Мой дар убог, и голос мой не громок,

Но я живу, и на земли мое

Кому-нибудь любезно бытие:

Его найдет далекий мой потомок

В моих стихах; как знать? душа моя

Окажется с душой его в сношеньи,

И как нашел я друга в поколеньи,

Читателя найду в потомстве я.

<1828>



Мандельштам подметил ещё одну очень важную вещь: «чувство провиденциального», которое охватывает «нашедшего бутылку»:



«Читая стихотворение Боратынского, я испытываю то же самое чувство, как если бы в мои руки попала такая бутылка. Океан всей своей огромной стихией пришел ей на помощь, – и помог исполнить её предназначение, и чувство провиденциального охватывает нашедшего.»[5 - О. Мандельштам, О собеседнике. – Впервые: «Аполлон», 1913, №2, С.49—54]

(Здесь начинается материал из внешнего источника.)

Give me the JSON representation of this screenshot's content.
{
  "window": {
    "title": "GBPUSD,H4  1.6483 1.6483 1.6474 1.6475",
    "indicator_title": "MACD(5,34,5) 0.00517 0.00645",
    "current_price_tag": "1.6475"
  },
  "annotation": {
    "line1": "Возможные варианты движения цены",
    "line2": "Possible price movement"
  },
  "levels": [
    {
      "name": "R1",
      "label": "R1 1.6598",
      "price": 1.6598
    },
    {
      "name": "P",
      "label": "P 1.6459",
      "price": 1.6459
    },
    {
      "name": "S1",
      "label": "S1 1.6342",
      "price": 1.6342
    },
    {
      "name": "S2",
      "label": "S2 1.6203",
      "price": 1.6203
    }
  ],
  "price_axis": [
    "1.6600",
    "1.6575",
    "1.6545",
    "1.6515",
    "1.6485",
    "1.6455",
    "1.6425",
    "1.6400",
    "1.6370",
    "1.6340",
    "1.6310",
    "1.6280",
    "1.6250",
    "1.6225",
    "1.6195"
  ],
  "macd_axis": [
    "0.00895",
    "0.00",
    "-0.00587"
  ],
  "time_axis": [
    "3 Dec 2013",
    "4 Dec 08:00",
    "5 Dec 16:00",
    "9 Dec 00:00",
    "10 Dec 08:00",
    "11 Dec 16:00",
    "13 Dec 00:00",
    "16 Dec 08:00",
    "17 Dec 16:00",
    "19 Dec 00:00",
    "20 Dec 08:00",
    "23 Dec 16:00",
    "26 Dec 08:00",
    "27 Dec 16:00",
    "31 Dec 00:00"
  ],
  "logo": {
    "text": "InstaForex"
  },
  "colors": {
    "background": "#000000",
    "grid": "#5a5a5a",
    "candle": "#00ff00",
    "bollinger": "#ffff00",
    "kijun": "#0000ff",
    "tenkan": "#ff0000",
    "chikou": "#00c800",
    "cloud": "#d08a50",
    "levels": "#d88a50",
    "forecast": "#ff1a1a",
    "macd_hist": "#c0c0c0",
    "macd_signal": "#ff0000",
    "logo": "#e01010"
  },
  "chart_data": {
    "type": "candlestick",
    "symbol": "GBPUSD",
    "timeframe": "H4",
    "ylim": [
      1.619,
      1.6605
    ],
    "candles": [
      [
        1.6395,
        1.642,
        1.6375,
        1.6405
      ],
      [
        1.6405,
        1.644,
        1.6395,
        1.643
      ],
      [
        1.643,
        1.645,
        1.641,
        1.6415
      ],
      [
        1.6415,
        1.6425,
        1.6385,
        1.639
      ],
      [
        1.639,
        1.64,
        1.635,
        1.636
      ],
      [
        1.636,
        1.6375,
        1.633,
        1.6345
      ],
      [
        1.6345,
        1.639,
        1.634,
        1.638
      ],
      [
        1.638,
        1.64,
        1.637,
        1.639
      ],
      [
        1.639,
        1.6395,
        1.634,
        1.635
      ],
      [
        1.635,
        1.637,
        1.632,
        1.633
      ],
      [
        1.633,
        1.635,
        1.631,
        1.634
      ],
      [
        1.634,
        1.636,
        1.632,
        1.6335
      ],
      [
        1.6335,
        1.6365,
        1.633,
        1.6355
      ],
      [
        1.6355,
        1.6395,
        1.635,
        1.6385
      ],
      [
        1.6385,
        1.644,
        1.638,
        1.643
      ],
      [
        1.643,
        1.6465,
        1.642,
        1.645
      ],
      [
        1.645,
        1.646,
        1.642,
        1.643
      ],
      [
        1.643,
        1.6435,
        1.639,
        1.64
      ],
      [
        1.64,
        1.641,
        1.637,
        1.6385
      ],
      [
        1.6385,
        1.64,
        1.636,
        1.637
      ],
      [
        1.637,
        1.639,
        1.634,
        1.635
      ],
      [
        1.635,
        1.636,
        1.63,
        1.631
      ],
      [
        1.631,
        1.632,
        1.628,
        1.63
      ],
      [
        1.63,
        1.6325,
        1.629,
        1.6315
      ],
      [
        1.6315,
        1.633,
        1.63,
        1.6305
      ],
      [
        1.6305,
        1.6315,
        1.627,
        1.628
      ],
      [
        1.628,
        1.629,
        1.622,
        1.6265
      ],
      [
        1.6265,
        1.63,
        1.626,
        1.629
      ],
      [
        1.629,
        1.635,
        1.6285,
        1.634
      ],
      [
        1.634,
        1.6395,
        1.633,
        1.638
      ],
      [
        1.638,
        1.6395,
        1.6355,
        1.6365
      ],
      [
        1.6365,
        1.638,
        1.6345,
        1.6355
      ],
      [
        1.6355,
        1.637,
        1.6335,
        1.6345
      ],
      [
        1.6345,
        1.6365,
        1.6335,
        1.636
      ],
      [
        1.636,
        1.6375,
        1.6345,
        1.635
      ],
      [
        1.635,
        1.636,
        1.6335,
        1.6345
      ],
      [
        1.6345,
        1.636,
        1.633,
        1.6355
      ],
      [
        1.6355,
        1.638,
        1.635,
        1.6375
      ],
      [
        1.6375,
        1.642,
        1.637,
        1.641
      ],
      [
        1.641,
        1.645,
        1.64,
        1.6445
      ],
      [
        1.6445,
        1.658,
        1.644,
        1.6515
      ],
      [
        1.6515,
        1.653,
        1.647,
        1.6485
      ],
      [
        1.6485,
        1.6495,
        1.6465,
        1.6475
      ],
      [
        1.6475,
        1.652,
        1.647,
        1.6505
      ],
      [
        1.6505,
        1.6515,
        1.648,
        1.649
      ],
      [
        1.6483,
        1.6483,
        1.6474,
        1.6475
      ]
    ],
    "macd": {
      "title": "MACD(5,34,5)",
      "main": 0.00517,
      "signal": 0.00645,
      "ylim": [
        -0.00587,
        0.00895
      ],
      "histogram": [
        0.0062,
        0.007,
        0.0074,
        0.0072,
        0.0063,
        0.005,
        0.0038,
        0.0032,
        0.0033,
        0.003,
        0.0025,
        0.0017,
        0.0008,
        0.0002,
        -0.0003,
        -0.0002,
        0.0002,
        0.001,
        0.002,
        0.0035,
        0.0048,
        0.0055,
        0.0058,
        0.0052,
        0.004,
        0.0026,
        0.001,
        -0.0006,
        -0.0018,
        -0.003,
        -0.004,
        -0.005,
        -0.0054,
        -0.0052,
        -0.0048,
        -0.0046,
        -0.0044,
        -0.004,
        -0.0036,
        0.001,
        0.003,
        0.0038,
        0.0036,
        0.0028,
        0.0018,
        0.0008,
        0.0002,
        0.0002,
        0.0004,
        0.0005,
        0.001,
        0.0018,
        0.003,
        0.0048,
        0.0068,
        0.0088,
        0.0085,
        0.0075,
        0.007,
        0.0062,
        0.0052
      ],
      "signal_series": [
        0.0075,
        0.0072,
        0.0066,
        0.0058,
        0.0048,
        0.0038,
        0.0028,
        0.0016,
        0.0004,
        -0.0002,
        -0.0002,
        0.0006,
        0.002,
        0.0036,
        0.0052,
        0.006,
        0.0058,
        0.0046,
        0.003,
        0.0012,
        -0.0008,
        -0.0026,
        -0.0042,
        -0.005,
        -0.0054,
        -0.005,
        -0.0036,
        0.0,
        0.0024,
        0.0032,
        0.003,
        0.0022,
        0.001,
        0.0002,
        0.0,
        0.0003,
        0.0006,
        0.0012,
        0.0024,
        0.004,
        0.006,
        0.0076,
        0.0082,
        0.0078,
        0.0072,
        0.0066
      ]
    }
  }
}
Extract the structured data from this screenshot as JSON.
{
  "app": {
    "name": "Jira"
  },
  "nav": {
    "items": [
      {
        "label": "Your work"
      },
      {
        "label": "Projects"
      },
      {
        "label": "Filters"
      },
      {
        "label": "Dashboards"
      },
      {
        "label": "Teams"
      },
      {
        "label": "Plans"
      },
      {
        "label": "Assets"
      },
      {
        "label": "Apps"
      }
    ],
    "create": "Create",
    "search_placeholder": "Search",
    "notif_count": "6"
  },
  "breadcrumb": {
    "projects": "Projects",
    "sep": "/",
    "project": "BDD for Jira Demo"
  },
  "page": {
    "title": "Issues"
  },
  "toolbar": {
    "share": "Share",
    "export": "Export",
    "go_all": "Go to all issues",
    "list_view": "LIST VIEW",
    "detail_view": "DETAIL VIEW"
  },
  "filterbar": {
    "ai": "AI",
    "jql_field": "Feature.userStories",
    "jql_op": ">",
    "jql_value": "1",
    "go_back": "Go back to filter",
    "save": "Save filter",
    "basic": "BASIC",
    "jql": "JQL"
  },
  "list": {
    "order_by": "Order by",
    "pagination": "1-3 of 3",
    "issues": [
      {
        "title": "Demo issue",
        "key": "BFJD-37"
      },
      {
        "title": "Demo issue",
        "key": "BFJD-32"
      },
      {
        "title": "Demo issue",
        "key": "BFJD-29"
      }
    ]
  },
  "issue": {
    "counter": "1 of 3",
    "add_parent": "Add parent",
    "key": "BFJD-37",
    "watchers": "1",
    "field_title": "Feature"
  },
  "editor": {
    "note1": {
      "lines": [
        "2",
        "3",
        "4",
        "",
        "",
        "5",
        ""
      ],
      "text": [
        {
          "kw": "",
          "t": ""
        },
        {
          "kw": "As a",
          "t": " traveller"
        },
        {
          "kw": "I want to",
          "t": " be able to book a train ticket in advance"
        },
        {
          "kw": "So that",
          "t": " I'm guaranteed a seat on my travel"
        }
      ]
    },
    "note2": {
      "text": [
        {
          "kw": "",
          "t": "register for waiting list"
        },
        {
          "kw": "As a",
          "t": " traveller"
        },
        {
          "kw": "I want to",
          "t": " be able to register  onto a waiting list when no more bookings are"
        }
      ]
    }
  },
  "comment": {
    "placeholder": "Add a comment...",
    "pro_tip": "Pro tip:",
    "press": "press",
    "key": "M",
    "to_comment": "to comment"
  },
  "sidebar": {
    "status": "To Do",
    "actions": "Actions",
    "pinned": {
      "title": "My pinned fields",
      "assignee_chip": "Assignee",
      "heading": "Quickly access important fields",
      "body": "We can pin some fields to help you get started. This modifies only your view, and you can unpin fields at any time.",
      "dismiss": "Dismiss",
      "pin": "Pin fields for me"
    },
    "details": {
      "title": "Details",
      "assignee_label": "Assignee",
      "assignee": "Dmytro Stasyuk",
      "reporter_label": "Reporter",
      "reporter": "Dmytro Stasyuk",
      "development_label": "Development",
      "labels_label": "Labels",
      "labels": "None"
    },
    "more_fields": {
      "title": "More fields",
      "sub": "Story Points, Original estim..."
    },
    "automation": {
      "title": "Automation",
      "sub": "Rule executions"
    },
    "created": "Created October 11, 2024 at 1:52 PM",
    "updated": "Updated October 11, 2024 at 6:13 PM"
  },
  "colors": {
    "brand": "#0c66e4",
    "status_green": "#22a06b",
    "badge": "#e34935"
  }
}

Действительно: не раз и не два отмечали мы присутствие того же самого – «провиденциального» – если не чувства, то, скорее, невидимого собеседника, из глубины лет/веков мгновенно приблизившегося к нам и почти воплотившегося. И было действительно чувство – того, что это приближение есть и как бы изволение свыше – услышать свой голос воплощенным в другом языке! Так постепенно сложилась – со-изволилась – эта книга.



    Е.Ш.
    Декабрь 2020




Из французской и бельгийской поэзии





Шарль Юбер Мильвуа / Charles Hubert Millevoye (1782 —1816)





Падение листьев

(Из Мильвуа)


Всю землю выжелтила осень
Листвой опавшею в лесах.
Умолк сладкоголосый птах:
Меж голых веток – неба просинь.
Долины житель умирал,
Цвет юности едва завидев,
В дубраве сумрачной вздыхал,
Жестокий рок возненавидев:
«Прощайте, милые дубы.
Уж нету сил… я умираю.
Как лист валящийся – судьбы
Печальный знак – конец свой знаю.»
Оракул грозный возгласил:
«В последний раз пред ним желтеет
Листва: страдальца час пробил,
Вокруг могильный мрак густеет.
Угасший огнь вновь не взыграет,
Увянет юность – так в лугах
Трава нескошенная вянет;
Так от мороза погибает
Лоза на брошенных холмах.»
«Я умираю! Хлад могилы
Лица коснулся моего.
Весна, расцветшая вполсилы,
Зимой вернулась для чего,
Куст чахлый разом уничтожив?
Осталось несколько цветов —
Они не принесут плодов,
Убранство гроба приумножив!
Слетай, слетай, последний лист!
Под ветра ледяного свист
Укрой на время путь печальный
От взора матери моей,
Чтобы не знать до срока ей,
Где сына ждёт приют прощальный.
Но если на закате дня
Придёт оплакивать меня
Моя любовь, вуалью чёрной
Мадонны бледный лик укрыв,
Разбудит тень мою порыв
Пускай – листвы неугомонной.»
Назавтре, к ночи, отлетела
Его бессмертная душа.
Туда, где сына лишь могила,
Мать каждый вечер не спеша,
Шла, палою листвой шурша…
Любимая не приходила.

    Cuvres compl?tes de Millevoye, Texte еtabli par de Pongerville, Librairie de Ladrange, 1837 (Tome premier, p. 30—34).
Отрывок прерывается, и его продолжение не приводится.